Contact rate is the share of orders in a period that generate at least one inbound customer-service contact across the brand’s support channels.
Pick orders or shipments and label it — same period can produce two different contact rates depending on the denominator.
The inverse — orders per contact — is the same number recast for capacity planning, the form a support-ops lead uses when staffing against ticket load (“one contact per N orders”).
The numerator has to cover the actual channel surface. Inbound contacts arrive over email, chat, phone, SMS, and social DMs; a brand counting only what one ticketing system ingests underreports whenever Instagram DMs, in-app chat, or a separate phone queue live in another tool. The number moves as much with how contacts are counted as with what customers do.
The denominator choice — orders versus shipments — is the other definitional fork. Orders matches commercial reporting and is the figure leadership already cites, which makes it the default for cross-functional reads. Shipments better isolates fulfillment-driven contacts (WISMO, damages, late deliveries) because a single order with three shipments generates three chances for a shipping-triggered contact. Pick one, label it on the dashboard, and don’t mix the two across teams — the same period can produce two different “contact rates” depending on which denominator the analyst pulled.
Gross and net are the next layer. Gross counts every inbound ticket; net deduplicates by order or customer, so one frustrated customer emailing three times about one delayed order counts once. Net is the truer signal of unique customer demand; gross is what the staffing model reads, because each touch consumes an agent’s time. Brands that report only gross tend to overstate “issue volume” — the numerator counts touches while the denominator counts orders.
Contact-reason mix shapes interpretation. For most DTC brands the largest single reason is WISMO (“where is my order”), followed by returns and exchanges, sizing and fit, and pre-purchase product questions. Category shifts the mix — apparel skews toward sizing, electronics toward pre-purchase product questions — so cross-brand benchmarks read as ranges, not as targets.

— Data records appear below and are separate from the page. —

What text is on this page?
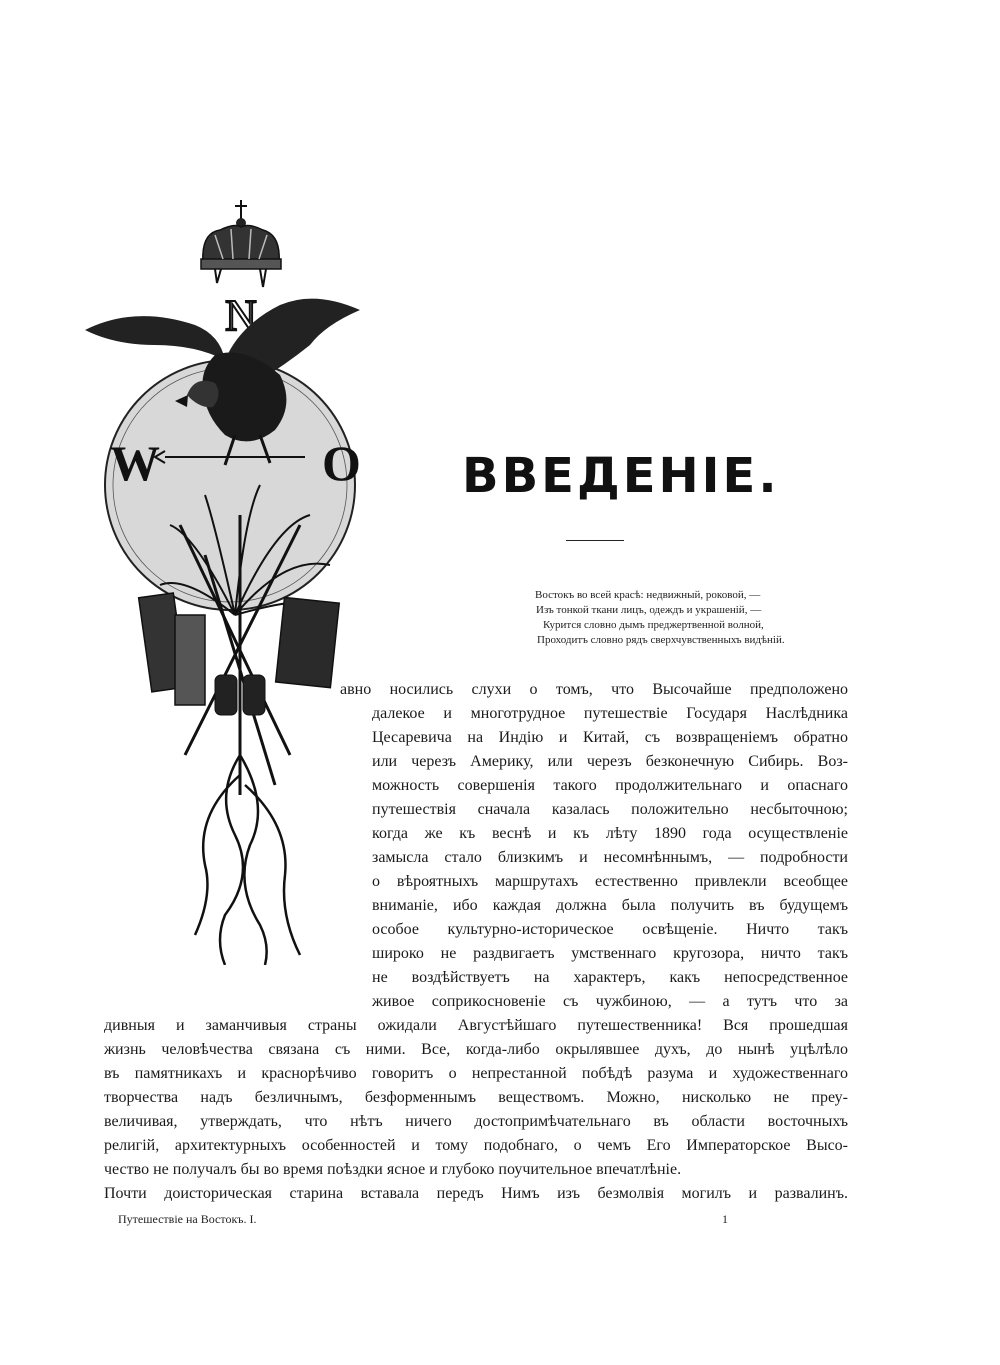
N
W	O ВВЕДЕНІЕ.
Востокъ во всей красѣ: недвижный, роковой, —
Изъ тонкой ткани лицъ, одеждъ и украшеній, —
Курится словно дымъ преджертвенной волной,
Проходитъ словно рядъ сверхчувственныхъ видѣній.
авно носились слухи о томъ, что Высочайше предположено
далекое и многотрудное путешествіе Государя Наслѣдника
Цесаревича на Индію и Китай, съ возвращеніемъ обратно
или черезъ Америку, или черезъ безконечную Сибирь. Воз-
можность совершенія такого продолжительнаго и опаснаго
путешествія сначала казалась положительно несбыточною;
когда же къ веснѣ и къ лѣту 1890 года осуществленіе
замысла стало близкимъ и несомнѣннымъ, — подробности
о вѣроятныхъ маршрутахъ естественно привлекли всеобщее
вниманіе, ибо каждая должна была получить въ будущемъ
особое культурно-историческое освѣщеніе. Ничто такъ
широко не раздвигаетъ умственнаго кругозора, ничто такъ
не воздѣйствуетъ на характеръ, какъ непосредственное
живое соприкосновеніе съ чужбиною, — а тутъ что за
дивныя и заманчивыя страны ожидали Августѣйшаго путешественника! Вся прошедшая
жизнь человѣчества связана съ ними. Все, когда-либо окрылявшее духъ, до нынѣ уцѣлѣло
въ памятникахъ и краснорѣчиво говоритъ о непрестанной побѣдѣ разума и художественнаго
творчества надъ безличнымъ, безформеннымъ веществомъ. Можно, нисколько не преу-
величивая, утверждать, что нѣтъ ничего достопримѣчательнаго въ области восточныхъ
религій, архитектурныхъ особенностей и тому подобнаго, о чемъ Его Императорское Высо-
чество не получалъ бы во время поѣздки ясное и глубоко поучительное впечатлѣніе.
Почти доисторическая старина вставала передъ Нимъ изъ безмолвія могилъ и развалинъ.
Путешествіе на Востокъ. I.	1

The reason WISMO dominates is also what makes contact rate useful beyond the CX dashboard: it moves with fulfillment health before the slower metrics do. A 3PL slipping on ship-by SLAs lifts WISMO volume within a day or two of the missed promise; the same slip shows up in return rate and refunds days or weeks later, once customers actually receive late or damaged product. That lead-time is the mechanism that ties contact rate to cost-of-CX: lower fulfillment SLA → more WISMO → higher contact rate → more support hours per order. Contact rate sits next to CSAT on most CX dashboards but reads a different axis — contact rate is the volume and cost lens, CSAT the quality lens — and the two move independently often enough that a brand can drive contact rate down while CSAT slides if the resolution path got worse.